A critical driver in the foreign exchange market, and the global capital markets more generally, is the continued preparation by the Federal Reserve for a rate hike, while many other central banks, including the ECB, warn investors that more accommodative monetary policy may be necessary. In the days ahead, the economic data and official speeches will be understood in the context of building expectations.

After Draghi’s press conference following the ECB meeting last month, market expectations for more monetary stimulus is running high. However, while many market participants view it as a done deal, it is not clear that a consensus has been forged. The recent economic data suggests that expansion continues apace, and if not impressive, steady. Core inflation is running at 1.0% year-over-year, which while soft, is not signaling a deflationary spiral. Moreover, the European economic locomotive, Germany, is expected to have found better traction after a weak August, and both orders data and industrial output data is forecast to have bounced back.

As we noted last week, the euro zone economic data does not seem consistent with the sense of urgency Draghi’s expressed recently. Either the economic data stream deteriorates, or it will be difficult to reach a consensus for new bold action. If the economic data is in line with consensus, suggesting that the eurozone expanded by 0.4% in Q3 as it did in Q2, which is also the average quarterly growth since the middle of 2014, then the risk is that the pendulum of expectations swing back to mild action. An increase in the duration of the purchases may be more likely than buying more, or cutting rates deeper into negative territory, as had seemed possible following Draghi.
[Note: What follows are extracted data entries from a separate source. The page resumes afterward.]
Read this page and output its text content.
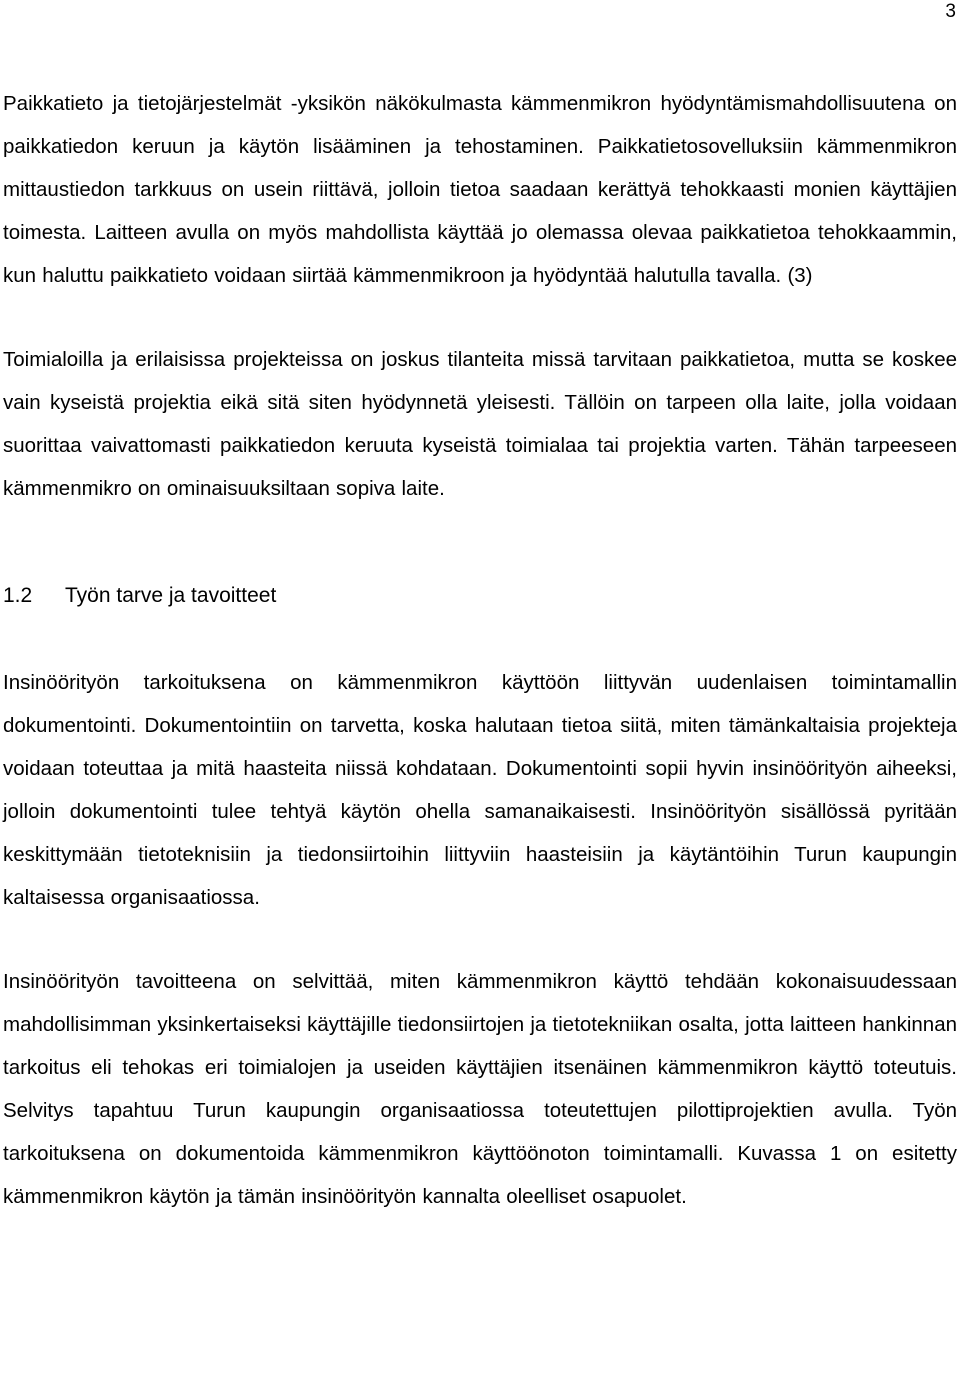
3

Paikkatieto ja tietojärjestelmät -yksikön näkökulmasta kämmenmikron hyödyntämismahdollisuutena on paikkatiedon keruun ja käytön lisääminen ja tehostaminen. Paikkatietosovelluksiin kämmenmikron mittaustiedon tarkkuus on usein riittävä, jolloin tietoa saadaan kerättyä tehokkaasti monien käyttäjien toimesta. Laitteen avulla on myös mahdollista käyttää jo olemassa olevaa paikkatietoa tehokkaammin, kun haluttu paikkatieto voidaan siirtää kämmenmikroon ja hyödyntää halutulla tavalla. (3)

Toimialoilla ja erilaisissa projekteissa on joskus tilanteita missä tarvitaan paikkatietoa, mutta se koskee vain kyseistä projektia eikä sitä siten hyödynnetä yleisesti. Tällöin on tarpeen olla laite, jolla voidaan suorittaa vaivattomasti paikkatiedon keruuta kyseistä toimialaa tai projektia varten. Tähän tarpeeseen kämmenmikro on ominaisuuksiltaan sopiva laite.

1.2	Työn tarve ja tavoitteet

Insinöörityön tarkoituksena on kämmenmikron käyttöön liittyvän uudenlaisen toimintamallin dokumentointi. Dokumentointiin on tarvetta, koska halutaan tietoa siitä, miten tämänkaltaisia projekteja voidaan toteuttaa ja mitä haasteita niissä kohdataan. Dokumentointi sopii hyvin insinöörityön aiheeksi, jolloin dokumentointi tulee tehtyä käytön ohella samanaikaisesti. Insinöörityön sisällössä pyritään keskittymään tietoteknisiin ja tiedonsiirtoihin liittyviin haasteisiin ja käytäntöihin Turun kaupungin kaltaisessa organisaatiossa.

Insinöörityön tavoitteena on selvittää, miten kämmenmikron käyttö tehdään kokonaisuudessaan mahdollisimman yksinkertaiseksi käyttäjille tiedonsiirtojen ja tietotekniikan osalta, jotta laitteen hankinnan tarkoitus eli tehokas eri toimialojen ja useiden käyttäjien itsenäinen kämmenmikron käyttö toteutuis. Selvitys tapahtuu Turun kaupungin organisaatiossa toteutettujen pilottiprojektien avulla. Työn tarkoituksena on dokumentoida kämmenmikron käyttöönoton toimintamalli. Kuvassa 1 on esitetty kämmenmikron käytön ja tämän insinöörityön kannalta oleelliset osapuolet.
The Federal Reserve cannot be very disappointed with Q3 GDP figures. As it had anticipated, the largest inventory swing in four years weighed on headline growth, but final domestic sales (excludes inventories and net exports) rose 2.9%. Although this is slower than Q2’s 3.7% pace, it is better than 2014 (~2.4%) and H1 2015 (~2.3%). It speaks to the resilience of the US economy. Moreover, after tax income rose 3.5%, allowing consumption to add 2.2 percentage points to GDP and an increase in savings.